Фиона смотрела на него.
— Почему вы так реагируете на все, что я говорю?
— Как?
— Ну, издаете этот хмыкающий звук?
— Извините… Просто… Я просто абсолютно не разбираюсь в этапах детского развития, в каком возрасте что им положено делать, и тому подобное. Но я знаю, что уже в этом возрасте нельзя верить ничему из того, что мужчина говорит о своих чувствах.
Фиона невидяще уставилась на свой бокал "Гиннесса".
— И когда же это проходит, по вашему компетентному мнению? — В последних двух словах звучали металлические нотки, но Уилл не обратил внимания.
— Лет в семьдесят — восемьдесят, тогда он начнет говорить правду в самые неподходящие моменты, чтобы шокировать людей.
— Я до этого не доживу.
— Ага.
Она направилась к бару, чтобы взять ему еще пива, а потом, вернувшись, тяжело опустилась на стул.
— Но почему именно вы?
— Я только что вам сказал. Ему не нужно никакое мужское влияние. Он сказал это, просто чтобы добиться своего.
— Я понимаю, понимаю. Но почему он так сильно хочет с вами видеться, что так со мной поступает?
— Не знаю.
— Вы действительно не знаете?
— Действительно.
— Может, лучше, если он не будет с вами видеться.
Уилл ничего не сказал. Опыт их вчерашнего разговора научил его кое-чему.
— Как вы думаете?
— Никак.
— Что?
— Никак не думаю. Я ничего не думаю. Вы его мать, вы принимаете решения.
— Но теперь и вы в этом участвуете. Он продолжает приходить к вам домой. Вы покупаете ему кроcсовки. Он живет собственной жизнью, которую я не могу контролировать, так что придется это делать вам.
— Я не собираюсь ничего контролировать.
— В таком случае лучше ему с вами больше не видеться.
— Вы это уже говорили. А что мне делать, если он позвонит в дверь?
— Не впускайте его.
— Хорошо.
— Просто, если вы не готовы подумать над тем, как мне помочь, лучше в это не ввязывайтесь.
— Хорошо.
— Господи, какой же вы все-таки эгоистичный ублюдок!
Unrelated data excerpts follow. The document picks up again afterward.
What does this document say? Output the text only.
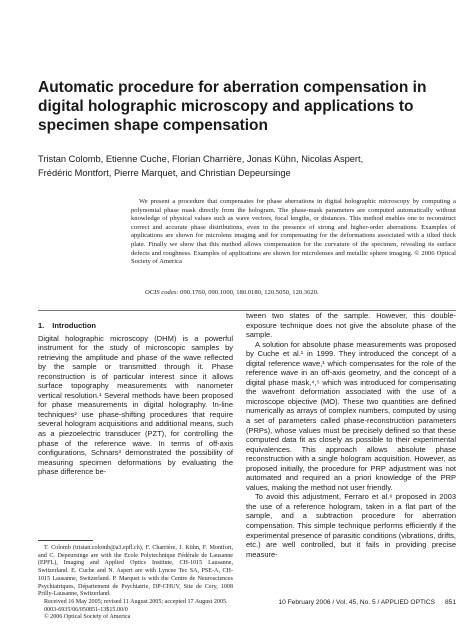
Automatic procedure for aberration compensation in digital holographic microscopy and applications to specimen shape compensation
Tristan Colomb, Etienne Cuche, Florian Charrière, Jonas Kühn, Nicolas Aspert,
Frédéric Montfort, Pierre Marquet, and Christian Depeursinge

We present a procedure that compensates for phase aberrations in digital holographic microscopy by computing a polynomial phase mask directly from the hologram. The phase-mask parameters are computed automatically without knowledge of physical values such as wave vectors, focal lengths, or distances. This method enables one to reconstruct correct and accurate phase distributions, even in the presence of strong and higher-order aberrations. Examples of applications are shown for microlens imaging and for compensating for the deformations associated with a tilted thick plate. Finally we show that this method allows compensation for the curvature of the specimen, revealing its surface defects and roughness. Examples of applications are shown for microlenses and metallic sphere imaging. © 2006 Optical Society of America

OCIS codes: 090.1760, 090.1000, 180.0180, 120.5050, 120.3620.
1. Introduction

Digital holographic microscopy (DHM) is a powerful instrument for the study of microscopic samples by retrieving the amplitude and phase of the wave reflected by the sample or transmitted through it. Phase reconstruction is of particular interest since it allows surface topography measurements with nanometer vertical resolution.¹ Several methods have been proposed for phase measurements in digital holography. In-line techniques² use phase-shifting procedures that require several hologram acquisitions and additional means, such as a piezoelectric transducer (PZT), for controlling the phase of the reference wave. In terms of off-axis configurations, Schnars³ demonstrated the possibility of measuring specimen deformations by evaluating the phase difference be-

tween two states of the sample. However, this double-exposure technique does not give the absolute phase of the sample.

A solution for absolute phase measurements was proposed by Cuche et al.¹ in 1999. They introduced the concept of a digital reference wave,¹ which compensates for the role of the reference wave in an off-axis geometry, and the concept of a digital phase mask,⁴,⁵ which was introduced for compensating the wavefront deformation associated with the use of a microscope objective (MO). These two quantities are defined numerically as arrays of complex numbers, computed by using a set of parameters called phase-reconstruction parameters (PRPs), whose values must be precisely defined so that these computed data fit as closely as possible to their experimental equivalences. This approach allows absolute phase reconstruction with a single hologram acquisition. However, as proposed initially, the procedure for PRP adjustment was not automated and required an a priori knowledge of the PRP values, making the method not user friendly.

To avoid this adjustment, Ferraro et al.⁶ proposed in 2003 the use of a reference hologram, taken in a flat part of the sample, and a subtraction procedure for aberration compensation. This simple technique performs efficiently if the experimental presence of parasitic conditions (vibrations, drifts, etc.) are well controlled, but it fails in providing precise measure-

T. Colomb (tristan.colomb@a3.epfl.ch), F. Charrière, J. Kühn, F. Montfort, and C. Depeursinge are with the Ecole Polytechnique Fédérale de Lausanne (EPFL), Imaging and Applied Optics Institute, CH-1015 Lausanne, Switzerland. E. Cuche and N. Aspert are with Lyncee Tec SA, PSE-A, CH-1015 Lausanne, Switzerland. P. Marquet is with the Centre de Neurosciences Psychiatriques, Département de Psychiatrie, DP-CHUV, Site de Cery, 1008 Prilly-Lausanne, Switzerland.

Received 16 May 2005; revised 11 August 2005; accepted 17 August 2005.

0003-6935/06/050851-13$15.00/0

© 2006 Optical Society of America

10 February 2006 / Vol. 45, No. 5 / APPLIED OPTICS 851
— А я живу сам по себе. Один. Я не ставлю свои интересы выше чьих-то, потому что, кроме меня, никого больше и нет.
— Теперь есть еще он. Вы не можете так просто отгородиться от жизни.
Уилл был практически уверен, что в этом она ошибается. От жизни можно отгородиться. Если ты не отвечаешь, когда она звонит тебе в дверь, то каким образом ей удастся попасть внутрь?
Глава 19
Маркусу не понравилось, что мама собирается поговорить с Уиллом. Еще некоторое время назад он бы этому обрадовался, но сейчас уже понимал, что он, мама, Уилл, Нед и еще один малыш вряд ли будут жить вместе в квартире Уилла. Начнем с того, что Неда не существовало, и с того (если можно начать дважды), что Фиона и Уилл не очень-то симпатизировали друг другу, да к тому же квартира Уилла была слишком мала для всех них, пусть даже их, как выяснилось, оказалось меньше, чем он думал.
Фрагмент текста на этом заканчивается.